From fundinguniverse.com:
Bruce Bendell and his brother Harold began operating a Brooklyn carwash and auto repair shop in 1972. Subsequently they and their father sold used cars and leased new cars in Brooklyn before purchasing Major Chevrolet, a Long Island City distributor, in 1985. At this time the dealership was in decline, with only 500 cars and $10 million in annual sales. By 1990 sales had increased tenfold. In 1996 Bendell’s Major Automotive Group was doing about $180 million a year in business. One of New York’s largest auto dealerships, it now consisted of six franchises, including Major Chevrolet/Geo; Major Dodge; and Major Chrysler, Plymouth, Jeep Eagle, in Long Island City, plus, in Woodside–another Queens community–Major Subaru, in addition to Major Fleet and Leasing, the leading supplier of taxis and police cars in New York and also a lessor of trucks.
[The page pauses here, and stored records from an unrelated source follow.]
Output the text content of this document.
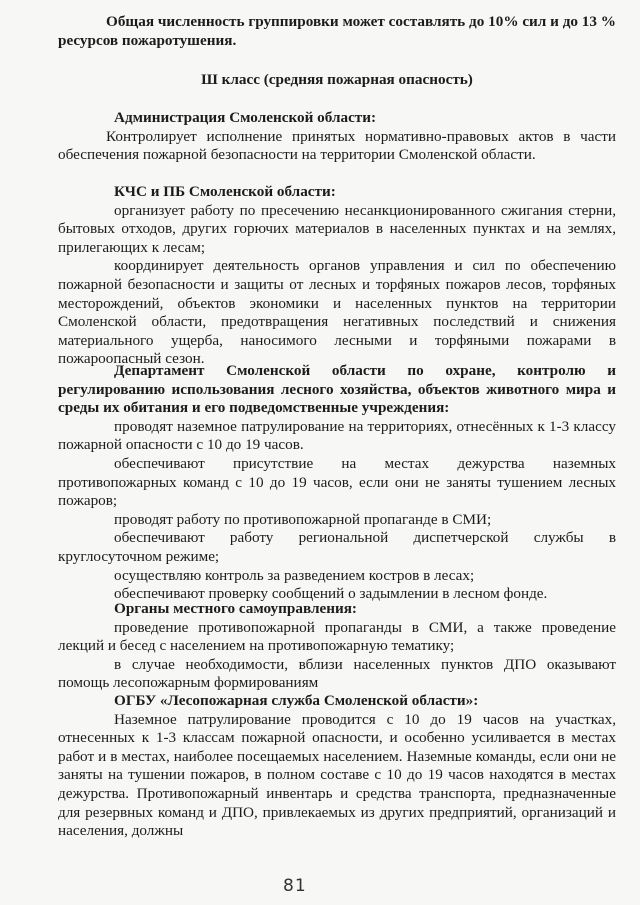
Общая численность группировки может составлять до 10% сил и до 13 % ресурсов пожаротушения.

Ш класс (средняя пожарная опасность)

Администрация Смоленской области:

Контролирует исполнение принятых нормативно-правовых актов в части обеспечения пожарной безопасности на территории Смоленской области.

КЧС и ПБ Смоленской области:

организует работу по пресечению несанкционированного сжигания стерни, бытовых отходов, других горючих материалов в населенных пунктах и на землях, прилегающих к лесам;

координирует деятельность органов управления и сил по обеспечению пожарной безопасности и защиты от лесных и торфяных пожаров лесов, торфяных месторождений, объектов экономики и населенных пунктов на территории Смоленской области, предотвращения негативных последствий и снижения материального ущерба, наносимого лесными и торфяными пожарами в пожароопасный сезон.

Департамент Смоленской области по охране, контролю и регулированию использования лесного хозяйства, объектов животного мира и среды их обитания и его подведомственные учреждения:

проводят наземное патрулирование на территориях, отнесённых к 1-3 классу пожарной опасности с 10 до 19 часов.

обеспечивают присутствие на местах дежурства наземных противопожарных команд с 10 до 19 часов, если они не заняты тушением лесных пожаров;

проводят работу по противопожарной пропаганде в СМИ;

обеспечивают работу региональной диспетчерской службы в круглосуточном режиме;

осуществляю контроль за разведением костров в лесах;

обеспечивают проверку сообщений о задымлении в лесном фонде.

Органы местного самоуправления:

проведение противопожарной пропаганды в СМИ, а также проведение лекций и бесед с населением на противопожарную тематику;

в случае необходимости, вблизи населенных пунктов ДПО оказывают помощь лесопожарным формированиям

ОГБУ «Лесопожарная служба Смоленской области»:

Наземное патрулирование проводится с 10 до 19 часов на участках, отнесенных к 1-3 классам пожарной опасности, и особенно усиливается в местах работ и в местах, наиболее посещаемых населением. Наземные команды, если они не заняты на тушении пожаров, в полном составе с 10 до 19 часов находятся в местах дежурства. Противопожарный инвентарь и средства транспорта, предназначенные для резервных команд и ДПО, привлекаемых из других предприятий, организаций и населения, должны

81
I haven’t witnessed a car deconstructed in this manner for many years, perhaps as many as twenty. Once a common sight in the City of Greater New York, before “Giuliani Time,” this car was stripped of wheels and electronics, and the entire act probably took less than five minutes to accomplish — if the professionalism of the thieves guild has held up since the old days.
From Wikipedia:
Starting in 2005, New York City achieved the lowest crime rate among the ten largest cities in the United States. Since 1991, the city has seen a continuous fifteen-year trend of decreasing crime. Neighborhoods that were once considered dangerous are now much safer. Violent crime in the city has dropped by three quarters in the twelve years ending in 2005 with the murder rate at its lowest then level since 1963 with only 539 murders that year, for a murder rate of 6.58 per 100,000 people, compared to 2,245 murders in 1990. In 2009, the low would be displaced. Among the 182 U.S. cities with populations of more than 100,000, New York City ranked 136th in overall crime.
Astoria is a neighborhood that enjoys a good rumor, and the legend transmitted to me described this vandalized auto as having played some symbolic role in a love affair gone wrong and having suffered the angry attentions of some spurned suitor. There may be very little truth in this, as Astoria rumors are often fanciful and wholly concocted by the idle.
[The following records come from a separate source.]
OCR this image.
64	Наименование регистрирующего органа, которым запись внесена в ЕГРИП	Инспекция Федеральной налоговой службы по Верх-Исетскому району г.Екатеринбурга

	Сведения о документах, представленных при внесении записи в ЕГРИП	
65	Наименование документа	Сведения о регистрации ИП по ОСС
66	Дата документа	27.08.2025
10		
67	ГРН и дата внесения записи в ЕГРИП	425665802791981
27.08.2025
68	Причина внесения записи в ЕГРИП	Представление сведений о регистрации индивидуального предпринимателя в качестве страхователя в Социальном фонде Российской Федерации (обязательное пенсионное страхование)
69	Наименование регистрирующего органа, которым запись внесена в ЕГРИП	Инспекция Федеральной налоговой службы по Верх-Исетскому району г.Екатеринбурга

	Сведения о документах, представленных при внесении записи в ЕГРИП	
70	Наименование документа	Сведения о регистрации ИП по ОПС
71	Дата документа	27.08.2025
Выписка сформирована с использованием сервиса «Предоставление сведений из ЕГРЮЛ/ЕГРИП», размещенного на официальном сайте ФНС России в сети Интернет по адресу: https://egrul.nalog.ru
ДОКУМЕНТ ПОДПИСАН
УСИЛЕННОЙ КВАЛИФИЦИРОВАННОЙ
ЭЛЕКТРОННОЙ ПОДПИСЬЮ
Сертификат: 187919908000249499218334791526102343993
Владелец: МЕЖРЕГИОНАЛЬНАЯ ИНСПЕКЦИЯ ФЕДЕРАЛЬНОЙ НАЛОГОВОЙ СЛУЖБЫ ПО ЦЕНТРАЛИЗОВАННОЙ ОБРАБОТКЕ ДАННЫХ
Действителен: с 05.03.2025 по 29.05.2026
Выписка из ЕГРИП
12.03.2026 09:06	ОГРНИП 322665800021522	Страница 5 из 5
At any rate, the vehicle ended up here in the “Carridor” to receive an obviously required series of repairs.
One observes many shattered vehicles parked around these large auto dealers which have been involved in accidents or some other calamity, and are awaiting repair. Seldom, though, do you see something this “Old School” in modern day NYC.
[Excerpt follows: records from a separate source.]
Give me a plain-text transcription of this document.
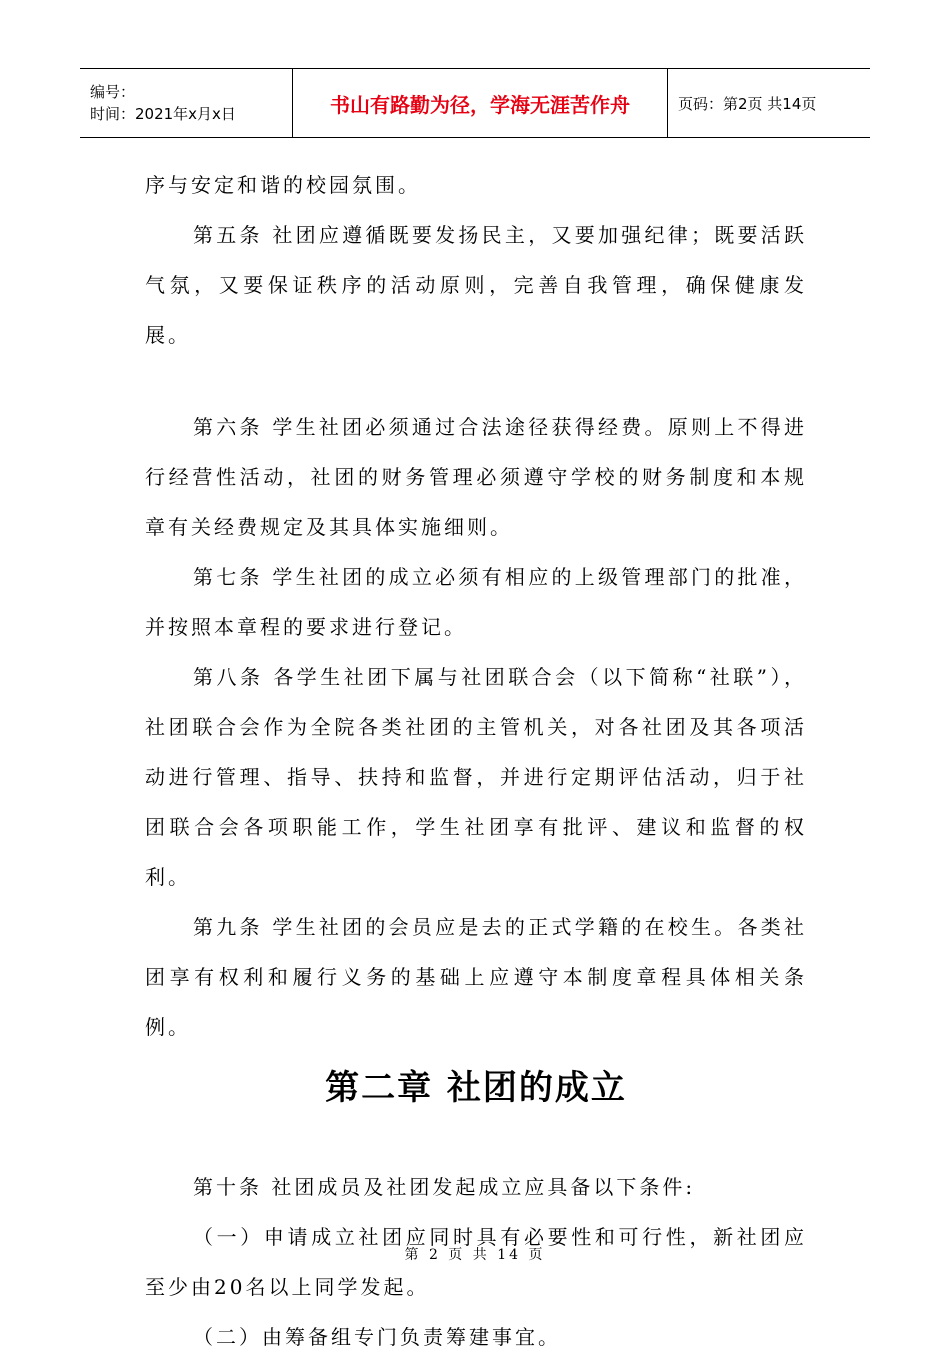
编号：
时间：2021年x月x日	书山有路勤为径，学海无涯苦作舟	页码：第2页 共14页

序与安定和谐的校园氛围。

第五条 社团应遵循既要发扬民主，又要加强纪律；既要活跃气氛，又要保证秩序的活动原则，完善自我管理，确保健康发展。

第六条 学生社团必须通过合法途径获得经费。原则上不得进行经营性活动，社团的财务管理必须遵守学校的财务制度和本规章有关经费规定及其具体实施细则。

第七条 学生社团的成立必须有相应的上级管理部门的批准，并按照本章程的要求进行登记。

第八条 各学生社团下属与社团联合会（以下简称“社联”），社团联合会作为全院各类社团的主管机关，对各社团及其各项活动进行管理、指导、扶持和监督，并进行定期评估活动，归于社团联合会各项职能工作，学生社团享有批评、建议和监督的权利。

第九条 学生社团的会员应是去的正式学籍的在校生。各类社团享有权利和履行义务的基础上应遵守本制度章程具体相关条例。

第二章 社团的成立

第十条 社团成员及社团发起成立应具备以下条件:

（一）申请成立社团应同时具有必要性和可行性，新社团应至少由20名以上同学发起。

（二）由筹备组专门负责筹建事宜。

第 2 页 共 14 页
Luckily, a fix for any of your automotive problems can always be found in the Carridor of Western Queens.
An article from 1993, twenty years ago, at the New York Times, when NYC was the car theft capital of the world…
Last year, from January through September, 94,724 vehicles were stolen in New York City. That’s about 126,000 cars a year, or 345 a day. New York City leads the U.S. in auto thefts, with 139,977 in 1991, or twice the number reported by the second place finisher, Los Angeles. Despite the number of cases, or perhaps because of it, the police seem uninterested in the average theft.